Officer Wilson will have no opportunity to be publicly exonerated.
I have been thinking about him, and the man he shot. Like many Americans, I have been wondering what exactly did happen on that fateful August night when Officer Wilson, in the line of dangerous duty, killed Mike Brown with a gun.
Based on media-driven hearsay, it sounds to me like the young policeman would have had a pretty solid defense of his actions while attempting to enforce the law. I think, as most other white folk probably do, he would have been found not guilty in a court of law.
But who am I to say? Nobody. I'm a thousand miles away, a merely curious news-seeker with no access to the facts.
Since there will be no trial, and hence no public discovery of what actually happened between Officer Wilson and Mike Brown, we will never know.
Now this tragic death becomes an open wound in our national conscience; it will not heal.
There will be no sworn testimony from Officer Wilson, nor from any witness, no questioning from a defense attorney, no cross-examination from a prosecutor.
As citizens in a nation of laws, we will never know what evidence and testimony might have been called forth in our Officer's defense in a court of law.

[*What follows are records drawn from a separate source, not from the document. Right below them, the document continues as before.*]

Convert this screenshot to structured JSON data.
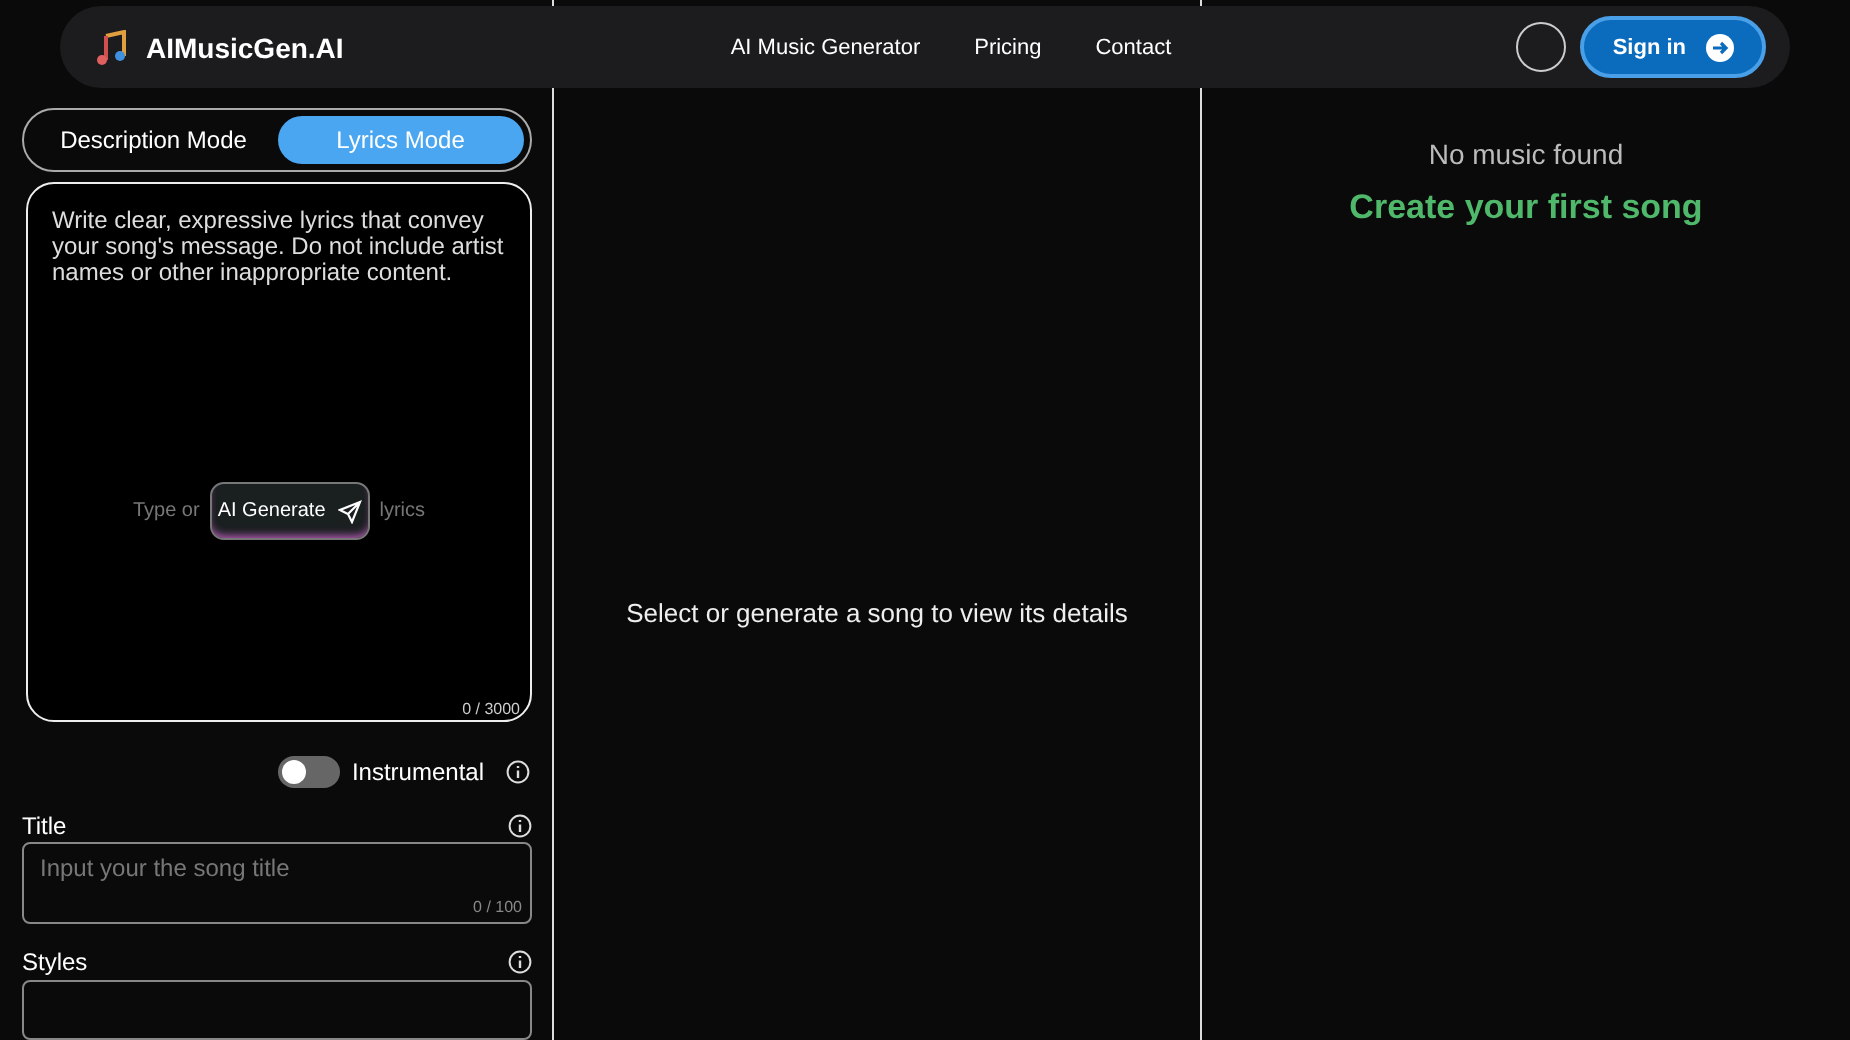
{
  "header": {
    "logo": "AIMusicGen.AI",
    "nav": [
      "AI Music Generator",
      "Pricing",
      "Contact"
    ],
    "sign_in": "Sign in"
  },
  "modes": [
    {
      "label": "Description Mode",
      "selected": false
    },
    {
      "label": "Lyrics Mode",
      "selected": true
    }
  ],
  "lyrics": {
    "placeholder": "Write clear, expressive lyrics that convey your song's message. Do not include artist names or other inappropriate content.",
    "hint_before": "Type or",
    "ai_button": "AI Generate",
    "hint_after": "lyrics",
    "counter": "0 / 3000"
  },
  "instrumental": {
    "label": "Instrumental",
    "on": false
  },
  "title_field": {
    "label": "Title",
    "placeholder": "Input your the song title",
    "counter": "0 / 100"
  },
  "styles_field": {
    "label": "Styles"
  },
  "details": {
    "message": "Select or generate a song to view its details"
  },
  "library": {
    "empty": "No music found",
    "cta": "Create your first song"
  }
}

But we need to know. As a nation at black and white crossroads, we do need to know what happened.
As a result of our failure to follow through with due process, the severe wound that has been opened up on our national corpus will not heal; it will fester until it boils up with infections of chronic misinformation, severe political manipulation, unresolved grief and destructive rage.
We have lost an opportunity. The United States of America will have no close-up examination of what routinely happens between a black shoplifter and a white cop on a dark night in a city that keeps no secrets.
The sad consequence of no indictment in Missouri is that police work in our cities will become more difficult, more dangerous, not less.
And Officer Wilson will have no opportunity for public exoneration from his hastily fatal decision on that dark Missouri night.
Show me some due process, and this could turn out differently for our people.